On Friday – exactly 200 years after Byron succumbed to fever barely 100 days after arriving in the land whose liberty he had championed so vociferously – it was an appreciation that the Greeks went out of their way to display. With a pomp usually afforded visiting dignitaries, a brass band performed next to a guard of honour outside the Athens parliament as officials laid wreaths before the tomb of the unknown soldier to commemorate foreign philhellenes, starting with Byron, whose support, courage and influence were key to the war’s eventual success.
In Missolonghi, scene of an unprecedented “homage” to the poet, celebrations ranged from exhibition openings to the world premiere of The Last Days of Byron, an opera commissioned by Oxford’s Institute for Digital Archaeology.
Greece’s war of independence was brutal. More than 350 soldiers from Europe and America are believed to have died on the battlefield at the hands of the Ottomans. Raised on the classics, most despaired at the calamitous state the Orthodox Christians had been reduced to by centuries of Ottoman rule.
For Alexis Sotiropoulos, mayor of Vyronas, the Athenian suburb named after the poet, that Byron should die before he could prove himself in battle – fever took hold as he was about to lead troops out of the malaria-ridden town – matters little.

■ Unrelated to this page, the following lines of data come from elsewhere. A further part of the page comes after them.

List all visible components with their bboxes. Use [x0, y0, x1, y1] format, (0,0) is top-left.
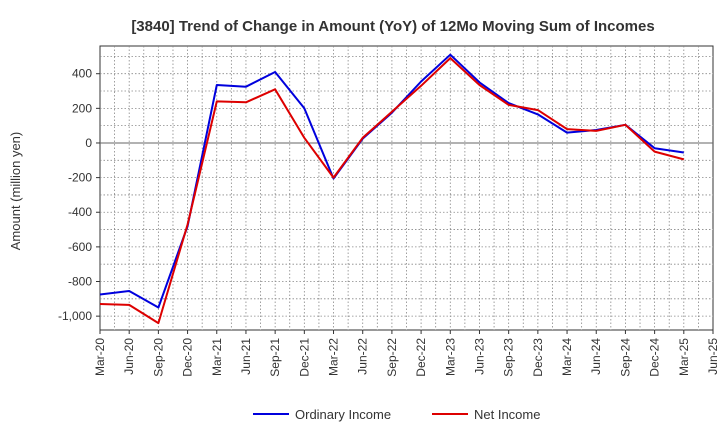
- x-tick-label: Sep-24: [618, 338, 632, 377]
- y-tick-label: 0: [85, 136, 92, 150]
- x-tick-label: Mar-24: [560, 338, 574, 376]
- x-axis: Mar-20 Jun-20 Sep-20 Dec-20 Mar-21 Jun-21 Sep-…: [93, 330, 720, 377]
- x-tick-label: Jun-22: [356, 338, 370, 375]
- plot-area: [99, 45, 714, 331]
- y-tick-label: -400: [68, 205, 92, 219]
- x-tick-label: Mar-21: [210, 338, 224, 376]
- y-tick-label: 200: [72, 101, 92, 115]
- x-tick-label: Dec-21: [297, 338, 311, 377]
- legend: Ordinary Income Net Income: [253, 407, 540, 422]
- x-tick-label: Sep-20: [151, 338, 165, 377]
- legend-label: Ordinary Income: [295, 407, 391, 422]
- x-tick-label: Jun-25: [706, 338, 720, 375]
- x-tick-label: Jun-21: [239, 338, 253, 375]
- y-axis: 400 200 0 -200 -400 -600 -800 -1,000: [58, 67, 100, 323]
- x-tick-label: Mar-22: [327, 338, 341, 376]
- x-tick-label: Mar-25: [677, 338, 691, 376]
- x-tick-label: Dec-24: [648, 338, 662, 377]
- x-tick-label: Dec-20: [181, 338, 195, 377]
- series-line-net-income: [99, 57, 685, 325]
- y-tick-label: -1,000: [58, 309, 92, 323]
- plot-frame: [99, 45, 714, 331]
- x-tick-label: Jun-20: [122, 338, 136, 375]
- y-tick-label: -800: [68, 275, 92, 289]
- y-tick-label: -200: [68, 171, 92, 185]
- legend-label: Net Income: [474, 407, 540, 422]
- x-tick-label: Sep-23: [502, 338, 516, 377]
- x-tick-label: Sep-22: [385, 338, 399, 377]
- series-layer: [99, 53, 685, 325]
- y-tick-label: -600: [68, 240, 92, 254]
- y-tick-label: 400: [72, 67, 92, 81]
- x-tick-label: Jun-24: [589, 338, 603, 375]
- x-tick-label: Jun-23: [472, 338, 486, 375]
- x-tick-label: Mar-20: [93, 338, 107, 376]
- y-axis-title: Amount (million yen): [8, 132, 23, 251]
- x-tick-label: Dec-23: [531, 338, 545, 377]
- x-tick-label: Mar-23: [443, 338, 457, 376]
- x-tick-label: Dec-22: [414, 338, 428, 377]
- chart-title: [3840] Trend of Change in Amount (YoY) o…: [131, 18, 654, 35]
- x-tick-label: Sep-21: [268, 338, 282, 377]
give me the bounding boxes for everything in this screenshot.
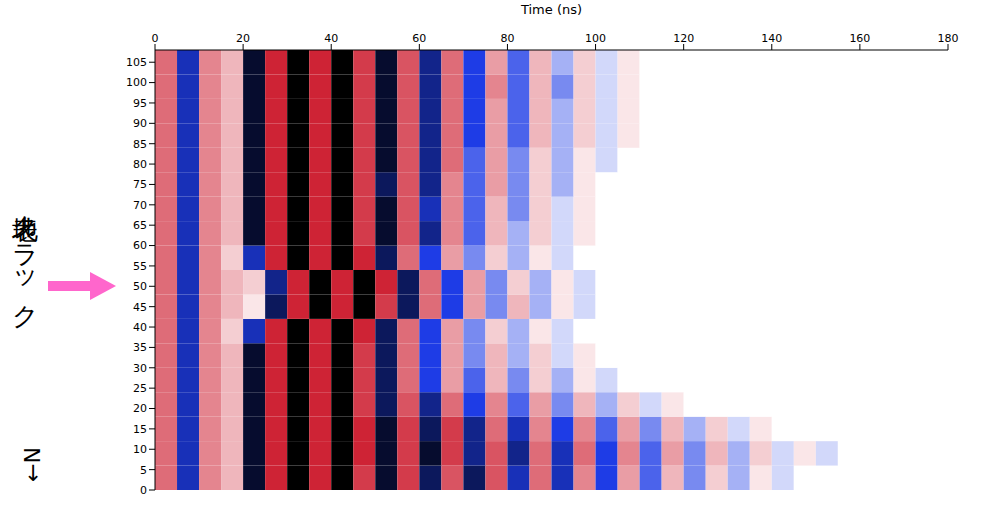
svg-text:180: 180 [938, 32, 959, 45]
svg-text:120: 120 [673, 32, 694, 45]
svg-text:0: 0 [152, 32, 159, 45]
svg-text:80: 80 [133, 158, 147, 171]
svg-text:20: 20 [133, 402, 147, 415]
svg-text:10: 10 [133, 443, 147, 456]
svg-text:5: 5 [140, 464, 147, 477]
svg-text:30: 30 [133, 362, 147, 375]
svg-text:90: 90 [133, 117, 147, 130]
svg-text:15: 15 [133, 423, 147, 436]
svg-text:50: 50 [133, 280, 147, 293]
svg-text:95: 95 [133, 97, 147, 110]
html-text:Time (ns): Time (ns) [520, 2, 582, 17]
html-text:地表クラック: 地表クラック [10, 196, 40, 317]
svg-text:40: 40 [133, 321, 147, 334]
svg-text:65: 65 [133, 219, 147, 232]
svg-text:80: 80 [500, 32, 514, 45]
svg-text:100: 100 [126, 76, 147, 89]
html-text:←N: ←N [19, 446, 45, 482]
svg-text:45: 45 [133, 301, 147, 314]
svg-text:100: 100 [585, 32, 606, 45]
svg-text:60: 60 [412, 32, 426, 45]
svg-text:40: 40 [324, 32, 338, 45]
svg-text:60: 60 [133, 239, 147, 252]
svg-text:105: 105 [126, 56, 147, 69]
svg-text:55: 55 [133, 260, 147, 273]
svg-text:70: 70 [133, 199, 147, 212]
svg-text:140: 140 [761, 32, 782, 45]
svg-text:0: 0 [140, 484, 147, 497]
svg-text:160: 160 [849, 32, 870, 45]
svg-text:20: 20 [236, 32, 250, 45]
svg-text:75: 75 [133, 178, 147, 191]
svg-text:25: 25 [133, 382, 147, 395]
svg-text:85: 85 [133, 138, 147, 151]
svg-text:35: 35 [133, 341, 147, 354]
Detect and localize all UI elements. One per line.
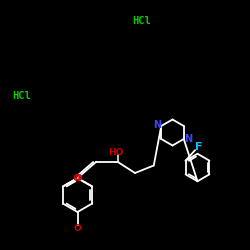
Text: O: O bbox=[73, 174, 80, 183]
Text: N: N bbox=[184, 134, 192, 143]
Text: HCl: HCl bbox=[132, 16, 150, 26]
Text: O: O bbox=[74, 224, 82, 233]
Text: O: O bbox=[74, 174, 82, 183]
Text: F: F bbox=[195, 142, 202, 152]
Text: HCl: HCl bbox=[12, 91, 30, 101]
Text: HO: HO bbox=[108, 148, 124, 157]
Text: N: N bbox=[153, 120, 161, 130]
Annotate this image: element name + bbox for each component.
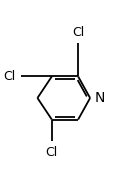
Text: Cl: Cl bbox=[72, 26, 84, 39]
Text: Cl: Cl bbox=[46, 146, 58, 159]
Text: Cl: Cl bbox=[4, 70, 16, 83]
Text: N: N bbox=[95, 91, 105, 105]
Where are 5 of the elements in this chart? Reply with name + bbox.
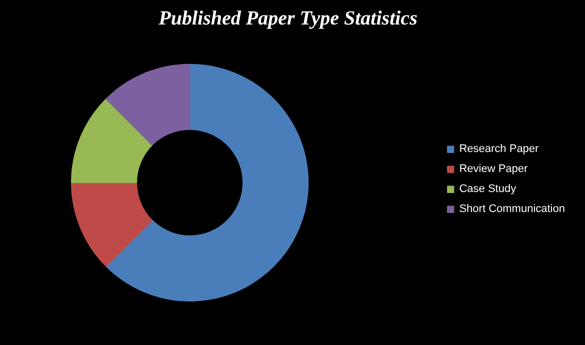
chart-title: Published Paper Type Statistics [158, 8, 418, 30]
legend-label: Review Paper [459, 163, 528, 175]
legend-label: Research Paper [459, 143, 539, 155]
legend-label: Short Communication [459, 203, 565, 215]
legend-label: Case Study [459, 183, 516, 195]
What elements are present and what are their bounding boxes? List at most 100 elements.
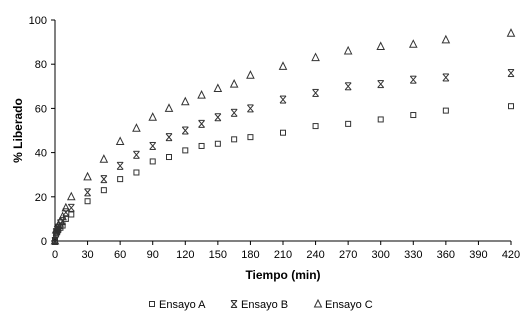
data-point — [148, 112, 158, 121]
x-tick-label: 270 — [339, 249, 357, 261]
x-tick-label: 390 — [469, 249, 487, 261]
legend-item: Ensayo C — [313, 298, 373, 311]
legend: Ensayo A Ensayo B Ensayo C — [149, 298, 373, 311]
legend-label: Ensayo C — [325, 299, 373, 311]
tick-labels: 0 20 40 60 80 100 0 30 60 90 120 150 180 210 240 270 300… — [29, 15, 520, 261]
legend-marker — [149, 301, 155, 307]
data-markers — [50, 28, 516, 245]
data-point — [61, 202, 71, 212]
y-tick-label: 60 — [35, 103, 47, 115]
data-point — [84, 198, 91, 205]
data-point — [311, 52, 320, 62]
legend-label: Ensayo B — [241, 299, 288, 311]
x-tick-label: 30 — [81, 249, 93, 261]
y-tick-label: 100 — [29, 15, 47, 27]
data-point — [133, 150, 140, 159]
data-point — [229, 78, 239, 88]
data-point — [247, 104, 254, 113]
data-point — [83, 171, 92, 181]
data-point — [165, 133, 173, 142]
data-point — [214, 113, 222, 122]
series-ensayo-a — [52, 103, 514, 244]
data-point — [166, 154, 172, 161]
legend-marker — [313, 298, 323, 308]
data-point — [50, 235, 60, 245]
x-tick-label: 180 — [241, 249, 259, 261]
data-point — [197, 90, 206, 99]
data-point — [280, 129, 286, 136]
data-point — [181, 126, 189, 135]
data-point — [99, 154, 109, 163]
x-tick-label: 210 — [274, 249, 292, 261]
data-point — [231, 136, 238, 143]
x-tick-label: 420 — [502, 249, 520, 261]
data-point — [182, 147, 189, 154]
data-point — [53, 220, 63, 230]
data-point — [345, 120, 352, 127]
x-tick-label: 300 — [372, 249, 390, 261]
data-point — [100, 187, 107, 194]
data-point — [508, 103, 514, 110]
data-point — [343, 45, 353, 55]
data-point — [149, 158, 156, 165]
data-point — [506, 28, 516, 37]
series-ensayo-b — [51, 69, 515, 245]
data-point — [214, 140, 221, 147]
y-tick-label: 40 — [35, 148, 47, 160]
data-point — [230, 108, 238, 117]
x-tick-label: 0 — [52, 249, 58, 261]
data-point — [442, 73, 450, 82]
data-point — [376, 41, 386, 51]
data-point — [58, 211, 67, 221]
legend-item: Ensayo B — [230, 299, 288, 311]
data-point — [377, 116, 384, 123]
x-tick-label: 330 — [404, 249, 422, 261]
data-point — [279, 95, 287, 104]
data-point — [117, 176, 124, 183]
y-tick-label: 80 — [35, 59, 47, 71]
x-tick-label: 150 — [209, 249, 227, 261]
data-point — [116, 161, 124, 170]
data-point — [198, 142, 205, 149]
x-tick-label: 60 — [114, 249, 126, 261]
data-point — [180, 96, 190, 106]
x-tick-label: 120 — [176, 249, 194, 261]
y-tick-label: 0 — [41, 236, 47, 248]
data-point — [132, 123, 141, 132]
data-point — [68, 211, 75, 218]
data-point — [247, 134, 254, 141]
legend-item: Ensayo A — [149, 299, 206, 311]
data-point — [62, 215, 69, 222]
series-ensayo-c — [50, 28, 516, 245]
data-point — [164, 103, 174, 112]
tick-marks — [51, 19, 512, 245]
data-point — [312, 123, 319, 130]
data-point — [246, 70, 255, 79]
data-point — [344, 82, 352, 91]
data-point — [377, 80, 385, 89]
data-point — [408, 39, 418, 48]
data-point — [198, 119, 205, 128]
data-point — [441, 34, 451, 44]
data-point — [507, 69, 515, 78]
data-point — [100, 175, 108, 184]
y-axis-title: % Liberado — [11, 98, 25, 163]
data-point — [149, 141, 157, 150]
data-point — [133, 169, 140, 176]
x-tick-label: 240 — [306, 249, 324, 261]
data-point — [278, 61, 288, 70]
legend-label: Ensayo A — [159, 299, 206, 311]
data-point — [66, 191, 76, 201]
data-point — [409, 75, 417, 84]
x-tick-label: 360 — [437, 249, 455, 261]
x-axis-title: Tiempo (min) — [245, 268, 320, 282]
data-point — [442, 107, 449, 114]
data-point — [410, 112, 417, 119]
data-point — [84, 188, 91, 197]
data-point — [56, 215, 65, 225]
data-point — [213, 83, 223, 93]
data-point — [312, 88, 319, 97]
y-tick-label: 20 — [35, 192, 47, 204]
x-tick-label: 90 — [147, 249, 159, 261]
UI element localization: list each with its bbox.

In a country where nearly every city has a street named after the Englishman and many men are called Vyrona in his honour, the hero’s status remains undisputed. “Byron may not have fought but he gave us his everything, he gave us his life,” the mayor explained, a bust of the poet perched behind him in an office brimming with flags, bags and mugs emblazoned with Byron’s silhouette.
“In life it’s all about what you leave behind, and ultimately he left behind a free Greece. Without him it might not have happened.”
The revolutionary spirit that led Byron into the marshes of Missolonghi – propelled by a valour hailed by those who accompanied him on the doomed expedition – was much bigger than the whiff of scandal that pushed him into self-exile or any of his flaws, said the soft-spoken Sotiropoulos. “Perhaps he had weaknesses,” he mused. “But he was a democrat, ahead of his time, a man of unimpeachable ideals. We are forever grateful.”
Historians believe that had it not been for Byron’s generosity or influence, London might never have consented to the loans so badly needed by the provisional government in Greece. His own support – parting with a huge amount of his fortune to underwrite the war effort – while backing the pro-western polyglot Alexandros Mavrokordatos at a time when the uprising was plagued by factional intrigues, is seen as crucial in the creation of the modern nation state.
In England, where the rebel poet is best remembered as being “mad, bad and dangerous to know” – the inimitable putdown uttered by his spurned lover, Lady Caroline Lamb – it is a political role that is often overlooked.
But the commemorative events marking the milestone anniversary also offer opportunity for reappraisal, says Roderick Beaton, emeritus professor of Modern Greek at King’s College London and the author of Byron’s War, the definitive account of his involvement in the revolution.
“There’s a huge mismatch in the way he is remembered in the UK and Greece,” the academic noted, lamenting that most of Byron’s poetry, like his surviving correspondence, had “astonishingly” never been translated into Greek.
“In this anniversary there’s a great opportunity for the Greeks to get to know him better as a poet, and for the Brits to open up beyond the clichés, and taint of scandal, to see Byron’s contribution to the creation of a European nation state. It’s important because he really is part of the story and the self-identity of Greece.”